12.8 References and Further Reading

Utility theory, as presented here, was developed by Neumann and Morgenstern [1953] and further developed by Savage [1972]. Keeney and Raiffa [1976] discuss utility theory, concentrating on multi-attribute (feature-based) utility functions. The axioms for discounting are by Koopmans [1972]; Bleichrodt et al. [2008] provide a debugged version and a proof. For work on graphical models of utility and preferences, see Bacchus and Grove [1995] and Boutilier et al. [2004]. Walsh [2007] and Rossi et al. [2011] overview the use of preferences in AI.

Kahneman [2011] discusses the psychology behind how people make decisions under uncertainty and motivates prospect theory. Wakker [2010] provides a textbook overview of utility and prospect theories.

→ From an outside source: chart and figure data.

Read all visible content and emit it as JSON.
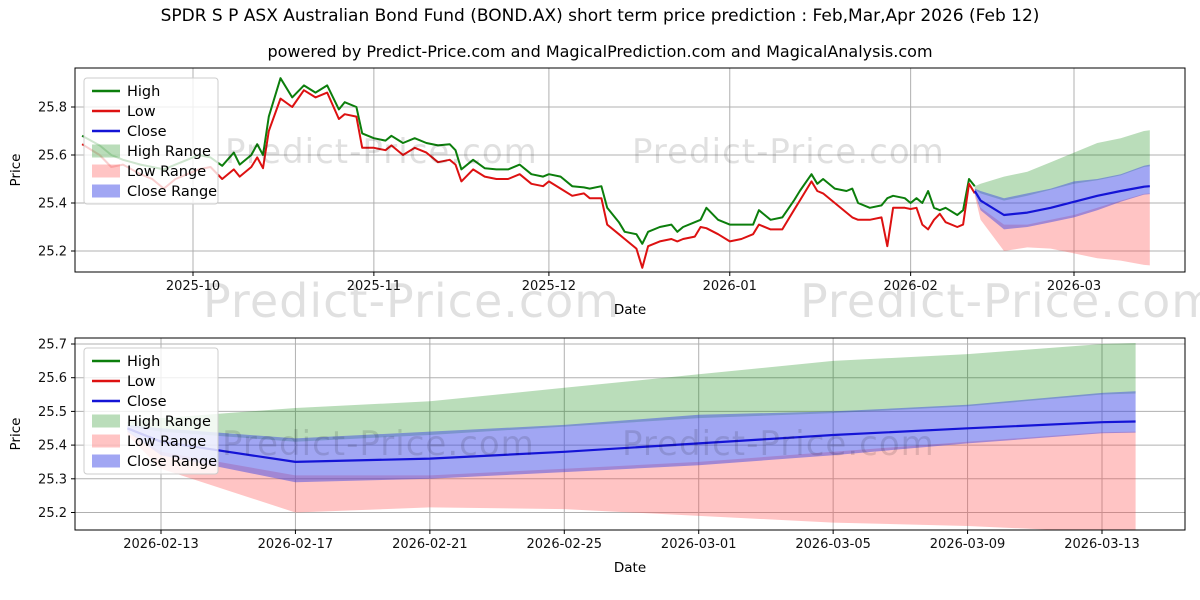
{
  "title": "SPDR S P ASX Australian Bond Fund (BOND.AX) short term price prediction : Feb,Mar,Apr 2026 (Feb 12)",
  "subtitle": "powered by Predict-Price.com and MagicalPrediction.com and MagicalAnalysis.com",
  "watermark": {
    "text": "Predict-Price.com"
  },
  "colors": {
    "high": "#0c7e0c",
    "low": "#dd1111",
    "close": "#1414d6",
    "high_range": "rgba(0,128,0,0.27)",
    "low_range": "rgba(255,70,70,0.32)",
    "close_range": "rgba(55,65,230,0.47)",
    "grid": "#b0b0b0",
    "spine": "#000000",
    "tick_text": "#111111",
    "legend_border": "#cccccc"
  },
  "legend": {
    "items": [
      {
        "label": "High",
        "kind": "line",
        "color": "high"
      },
      {
        "label": "Low",
        "kind": "line",
        "color": "low"
      },
      {
        "label": "Close",
        "kind": "line",
        "color": "close"
      },
      {
        "label": "High Range",
        "kind": "patch",
        "color": "high_range"
      },
      {
        "label": "Low Range",
        "kind": "patch",
        "color": "low_range"
      },
      {
        "label": "Close Range",
        "kind": "patch",
        "color": "close_range"
      }
    ]
  },
  "chart_data": [
    {
      "type": "line",
      "name": "history-with-forecast",
      "xlabel": "Date",
      "ylabel": "Price",
      "x_ticks": [
        {
          "date": "2025-10-01",
          "label": "2025-10"
        },
        {
          "date": "2025-11-01",
          "label": "2025-11"
        },
        {
          "date": "2025-12-01",
          "label": "2025-12"
        },
        {
          "date": "2026-01-01",
          "label": "2026-01"
        },
        {
          "date": "2026-02-01",
          "label": "2026-02"
        },
        {
          "date": "2026-03-01",
          "label": "2026-03"
        }
      ],
      "y_ticks": [
        25.2,
        25.4,
        25.6,
        25.8
      ],
      "ylim": [
        25.13,
        25.97
      ],
      "grid": true,
      "legend_position": "upper-left",
      "series_names": [
        "High",
        "Low",
        "Close",
        "High Range",
        "Low Range",
        "Close Range"
      ],
      "history": {
        "dates": [
          "2025-09-12",
          "2025-09-15",
          "2025-09-17",
          "2025-09-19",
          "2025-09-22",
          "2025-09-24",
          "2025-09-26",
          "2025-09-28",
          "2025-09-30",
          "2025-10-02",
          "2025-10-04",
          "2025-10-06",
          "2025-10-08",
          "2025-10-09",
          "2025-10-11",
          "2025-10-12",
          "2025-10-13",
          "2025-10-14",
          "2025-10-16",
          "2025-10-18",
          "2025-10-20",
          "2025-10-22",
          "2025-10-24",
          "2025-10-26",
          "2025-10-27",
          "2025-10-29",
          "2025-10-30",
          "2025-11-01",
          "2025-11-03",
          "2025-11-04",
          "2025-11-06",
          "2025-11-08",
          "2025-11-10",
          "2025-11-12",
          "2025-11-14",
          "2025-11-15",
          "2025-11-16",
          "2025-11-18",
          "2025-11-20",
          "2025-11-22",
          "2025-11-24",
          "2025-11-26",
          "2025-11-28",
          "2025-11-30",
          "2025-12-01",
          "2025-12-03",
          "2025-12-05",
          "2025-12-07",
          "2025-12-08",
          "2025-12-10",
          "2025-12-11",
          "2025-12-13",
          "2025-12-14",
          "2025-12-16",
          "2025-12-17",
          "2025-12-18",
          "2025-12-20",
          "2025-12-22",
          "2025-12-23",
          "2025-12-24",
          "2025-12-26",
          "2025-12-27",
          "2025-12-28",
          "2025-12-30",
          "2026-01-01",
          "2026-01-03",
          "2026-01-05",
          "2026-01-06",
          "2026-01-08",
          "2026-01-10",
          "2026-01-12",
          "2026-01-13",
          "2026-01-15",
          "2026-01-16",
          "2026-01-17",
          "2026-01-19",
          "2026-01-21",
          "2026-01-22",
          "2026-01-23",
          "2026-01-25",
          "2026-01-27",
          "2026-01-28",
          "2026-01-29",
          "2026-01-31",
          "2026-02-01",
          "2026-02-02",
          "2026-02-03",
          "2026-02-04",
          "2026-02-05",
          "2026-02-06",
          "2026-02-07",
          "2026-02-09",
          "2026-02-10",
          "2026-02-11",
          "2026-02-12"
        ],
        "high": [
          25.68,
          25.64,
          25.6,
          25.58,
          25.56,
          25.55,
          25.54,
          25.56,
          25.58,
          25.6,
          25.59,
          25.555,
          25.61,
          25.56,
          25.6,
          25.645,
          25.6,
          25.76,
          25.92,
          25.84,
          25.89,
          25.86,
          25.89,
          25.79,
          25.82,
          25.8,
          25.69,
          25.67,
          25.66,
          25.68,
          25.65,
          25.67,
          25.65,
          25.64,
          25.645,
          25.62,
          25.54,
          25.58,
          25.545,
          25.54,
          25.54,
          25.56,
          25.52,
          25.51,
          25.52,
          25.51,
          25.47,
          25.465,
          25.46,
          25.47,
          25.38,
          25.32,
          25.28,
          25.27,
          25.23,
          25.28,
          25.3,
          25.31,
          25.28,
          25.3,
          25.32,
          25.33,
          25.38,
          25.33,
          25.31,
          25.31,
          25.31,
          25.37,
          25.33,
          25.34,
          25.41,
          25.45,
          25.52,
          25.48,
          25.5,
          25.46,
          25.45,
          25.46,
          25.4,
          25.38,
          25.39,
          25.42,
          25.43,
          25.42,
          25.4,
          25.42,
          25.4,
          25.45,
          25.38,
          25.37,
          25.38,
          25.35,
          25.37,
          25.5,
          25.47
        ],
        "low": [
          25.645,
          25.6,
          25.55,
          25.56,
          25.52,
          25.5,
          25.46,
          25.5,
          25.52,
          25.54,
          25.55,
          25.5,
          25.54,
          25.51,
          25.55,
          25.59,
          25.545,
          25.7,
          25.835,
          25.8,
          25.87,
          25.84,
          25.86,
          25.75,
          25.77,
          25.76,
          25.63,
          25.63,
          25.62,
          25.64,
          25.6,
          25.63,
          25.61,
          25.57,
          25.58,
          25.56,
          25.49,
          25.54,
          25.51,
          25.5,
          25.5,
          25.52,
          25.48,
          25.47,
          25.49,
          25.46,
          25.43,
          25.44,
          25.42,
          25.42,
          25.31,
          25.27,
          25.25,
          25.21,
          25.13,
          25.22,
          25.24,
          25.25,
          25.24,
          25.25,
          25.26,
          25.3,
          25.295,
          25.27,
          25.24,
          25.25,
          25.27,
          25.31,
          25.29,
          25.29,
          25.37,
          25.41,
          25.49,
          25.45,
          25.44,
          25.4,
          25.36,
          25.34,
          25.33,
          25.33,
          25.34,
          25.22,
          25.38,
          25.38,
          25.375,
          25.38,
          25.31,
          25.29,
          25.33,
          25.355,
          25.32,
          25.3,
          25.31,
          25.48,
          25.44
        ]
      },
      "forecast_overlay": true
    },
    {
      "type": "area",
      "name": "forecast-detail",
      "xlabel": "Date",
      "ylabel": "Price",
      "x_ticks": [
        {
          "date": "2026-02-13",
          "label": "2026-02-13"
        },
        {
          "date": "2026-02-17",
          "label": "2026-02-17"
        },
        {
          "date": "2026-02-21",
          "label": "2026-02-21"
        },
        {
          "date": "2026-02-25",
          "label": "2026-02-25"
        },
        {
          "date": "2026-03-01",
          "label": "2026-03-01"
        },
        {
          "date": "2026-03-05",
          "label": "2026-03-05"
        },
        {
          "date": "2026-03-09",
          "label": "2026-03-09"
        },
        {
          "date": "2026-03-13",
          "label": "2026-03-13"
        }
      ],
      "y_ticks": [
        25.2,
        25.3,
        25.4,
        25.5,
        25.6,
        25.7
      ],
      "ylim": [
        25.15,
        25.72
      ],
      "grid": true,
      "legend_position": "upper-left",
      "forecast": {
        "dates": [
          "2026-02-12",
          "2026-02-13",
          "2026-02-17",
          "2026-02-21",
          "2026-02-25",
          "2026-03-01",
          "2026-03-05",
          "2026-03-09",
          "2026-03-13",
          "2026-03-14"
        ],
        "close": [
          25.45,
          25.41,
          25.35,
          25.36,
          25.38,
          25.405,
          25.43,
          25.45,
          25.468,
          25.47
        ],
        "close_hi": [
          25.46,
          25.45,
          25.42,
          25.44,
          25.46,
          25.49,
          25.5,
          25.52,
          25.555,
          25.56
        ],
        "close_lo": [
          25.44,
          25.37,
          25.29,
          25.3,
          25.32,
          25.34,
          25.37,
          25.405,
          25.435,
          25.437
        ],
        "high_hi": [
          25.47,
          25.48,
          25.51,
          25.53,
          25.57,
          25.61,
          25.65,
          25.67,
          25.7,
          25.703
        ],
        "high_lo": [
          25.455,
          25.44,
          25.41,
          25.43,
          25.455,
          25.48,
          25.495,
          25.515,
          25.55,
          25.553
        ],
        "low_hi": [
          25.44,
          25.38,
          25.31,
          25.31,
          25.33,
          25.35,
          25.38,
          25.41,
          25.438,
          25.44
        ],
        "low_lo": [
          25.43,
          25.33,
          25.2,
          25.215,
          25.21,
          25.19,
          25.17,
          25.16,
          25.142,
          25.14
        ]
      }
    }
  ]
}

Decision networks or influence diagrams were invented by Howard and Matheson [1984]. A method using dynamic programming for solving influence diagrams can be found in Shachter and Peot [1992]. The value of information and control is discussed by Matheson [1990].

MDPs were invented by Bellman [1957] and are discussed by Puterman [1994] and Bertsekas [2017]. Mausam and Kolobov [2012] overview MDPs in AI. Boutilier et al. [1999] review lifting MDPs to features, known as decision-theoretic planning.

Kochenderfer et al. [2022] provide an introduction to planning under uncertainty. Kochenderfer [2015] provides many real-world case studies. Lehman et al. [2018] provide examples of the effect of misspecification of reward functions.

The quality-adjusted life year (QALY) is due to Torrance [1970]; Fanshel and Bush [1970]. Spencer et al. [2022] overviews the history of QALY, with many references.